Cities of Service provides several key resources to cities to help them achieve results:
- Technical Assistance & Coaching
- Grant Programs & Funding Opportunities
- Active Peer Network
- National Exposure
- Resource Library
- Recruitment Pipeline
- Connections to Corporate Partners & National Nonprofits
City leaders leverage citizens to improve their cities in a variety of ways. Here are a few examples:
In Lansing, Michigan the Love Your Block AmeriCorps VISTA members conducted outreach to citizens, engaging them in community tours and photo journalism activities that brought problems, and solutions, to light. This outreach led to a grant workshop hosted by the city, which resulted in 19 mini-grant applications from different neighborhood groups and seven selected grantees. As of June 2016, these seven projects had removed nearly 100 bags of litter, created 14 art displays, and cleaned 12 parks and seven lots.
In recovery from devastating floods in May 2010, Nashville, Tennessee identified ways to reduce the impact of future flooding, strengthen the city’s stormwater management system, and prepare to be more resilient in the face of future natural disasters. Through the Storm Busters Impact Volunteering initiative, spearheaded by Nashville Mayor Karl Dean, citizen volunteers planted roughly 16,000 trees and 320 rain gardens across the city, mitigating over 13 million gallons of stormwater. Thousands of volunteers cleaned 30 miles of waterways, removing nearly 300 tons of trash and debris.
In Philadelphia, Pennsylvania, Waste Watchers citizen volunteers make large public events more sustainable by helping attendees separate their waste into trash, recycling, and compost receptacles. Waste Watchers helped the Philadelphia Marathon reach 90 percent waste diversion, a new record and the widely accepted definition of “zero waste.”

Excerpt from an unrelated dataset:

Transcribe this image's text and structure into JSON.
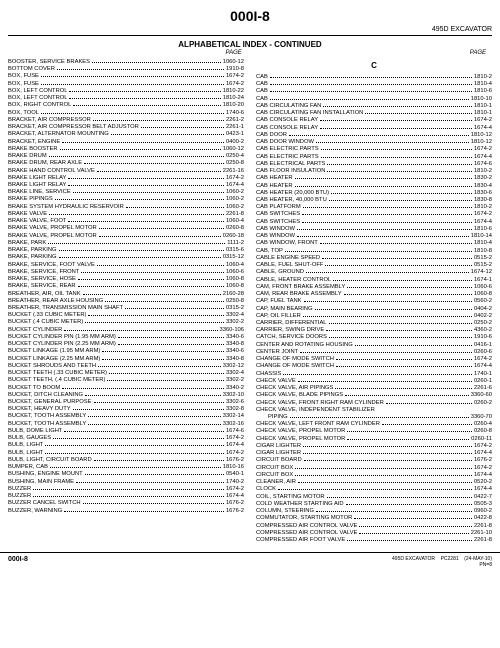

Flint, Michigan launched a comprehensive master planning process, which included a critical data collection component called Your Neighborhood Inventory. With training, materials, and support provided by the city, citizen volunteer groups assessed the physical condition of every commercial property and over 20,000 residential properties, and the functioning of nearly 11,500 streetlights in the city. The data collected through Your Neighborhood Inventory inspired and informed countless projects, including a $24 million grant-funded undertaking to demolish more than 1,800 dangerous and abandoned structures.